As she watches the last traces of it swirling out of sight, she sees something, movement outside her window, that stops her in her tracks. Suddenly Hannah realizes how exposed she is in this big house with its tall windows and open spaces, illuminated as if she’s under a spotlight. When she tries to get a better look at the figure outside, all she can see is her own reflection staring back at her, wide-eyed and pale.

She shuts off the overhead lights, throwing her house intodarkness. At first, all seems quiet on Hawthorne Lane. Hannah begins to wonder if she imagined it, the figure nothing more than a trick of the light and her jangled nerves getting the best of her. But then she sees it again, someone creeping across her neighbor’s lawn. And not just anyone’s lawn, Georgina’s.

Hannah scampers up the stairs, hoping she’ll have a better vantage point from there. She rushes to her bedroom window, presses her hands against the cold glass. Rain pours over the panes in rivers, making the outside world look distorted and blurry.

“Han?” Mark rouses, rubbing the sleep from his eyes. “Everything okay?”

“I thought…” Hannah scans the street, but there’s no sign of the figure she’d seen before. “I thought I saw someone outside.”

Mark swings his legs over the side of the bed, pushes himself up. He joins her by the window and peers over her shoulder at the dark street below. “I don’t see anyone. You sure it was a person? We live out in the ’burbs now.
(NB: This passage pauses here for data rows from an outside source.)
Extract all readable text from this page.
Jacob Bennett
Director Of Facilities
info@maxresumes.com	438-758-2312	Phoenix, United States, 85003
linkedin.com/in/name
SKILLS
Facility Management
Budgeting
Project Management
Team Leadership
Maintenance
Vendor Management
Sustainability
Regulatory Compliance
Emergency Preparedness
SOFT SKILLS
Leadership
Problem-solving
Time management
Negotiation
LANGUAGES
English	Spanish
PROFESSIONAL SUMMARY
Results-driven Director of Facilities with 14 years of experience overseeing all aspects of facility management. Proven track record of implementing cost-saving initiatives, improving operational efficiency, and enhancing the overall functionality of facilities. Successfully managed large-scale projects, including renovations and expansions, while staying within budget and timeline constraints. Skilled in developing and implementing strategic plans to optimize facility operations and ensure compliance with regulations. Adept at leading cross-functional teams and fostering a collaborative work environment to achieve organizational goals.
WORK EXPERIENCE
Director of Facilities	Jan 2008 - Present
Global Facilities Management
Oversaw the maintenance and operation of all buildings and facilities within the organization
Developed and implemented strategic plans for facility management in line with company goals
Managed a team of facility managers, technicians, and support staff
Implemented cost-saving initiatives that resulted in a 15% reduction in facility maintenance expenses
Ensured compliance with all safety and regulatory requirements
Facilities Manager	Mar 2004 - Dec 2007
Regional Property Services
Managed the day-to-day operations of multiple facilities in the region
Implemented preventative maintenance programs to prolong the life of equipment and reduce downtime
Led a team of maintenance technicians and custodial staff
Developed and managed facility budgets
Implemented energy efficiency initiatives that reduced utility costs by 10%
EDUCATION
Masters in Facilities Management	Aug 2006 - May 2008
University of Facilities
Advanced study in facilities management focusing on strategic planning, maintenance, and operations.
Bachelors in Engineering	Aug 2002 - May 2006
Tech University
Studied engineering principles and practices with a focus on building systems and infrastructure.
I hear the raccoons are as big as Dobermans.”

“Mark, I think I can tell the difference between a raccoon and a human being.” She doesn’t mean to be sharp with him, but she’s shaken and the words come out more pointed than she intended.

He takes her in his arms. “I’m sorry, hun. I didn’t mean to make light of the situation. I know you probably had a scare, but this is a good neighborhood. I’m sure it was just someone taking their poodle out for a late-night stroll.”

“Yeah…” Hannah replies. “Maybe. But it looked like the guy was on Georgina and Colin’s property. Maybe I should let her know? Just in case?”

“Whatever you think is best,” Mark tells her as he climbs back into bed. “But like I said, I’m sure it’s nothing worth waking the neighbors over.”

Hannah walks back to her own side of the bed and sits on the edge with her phone in her hand. She debates whether she should send a text to Georgina. She doesn’t want to alarm her; after all, she’s not exactly sure what she saw. But something about the idea of a person in the dark lurking on their quiet cul-de-sac has set off alarm bells in her head.

Hey. Sorry if I’m waking you, but I wanted to let you know that I was looking out the window a few minutes ago and I thought I saw someone outside your house. Just thought you should know.

Three little dots appear on the screen, as if Georgina is composing a reply, but they vanish as quickly as they’d appeared.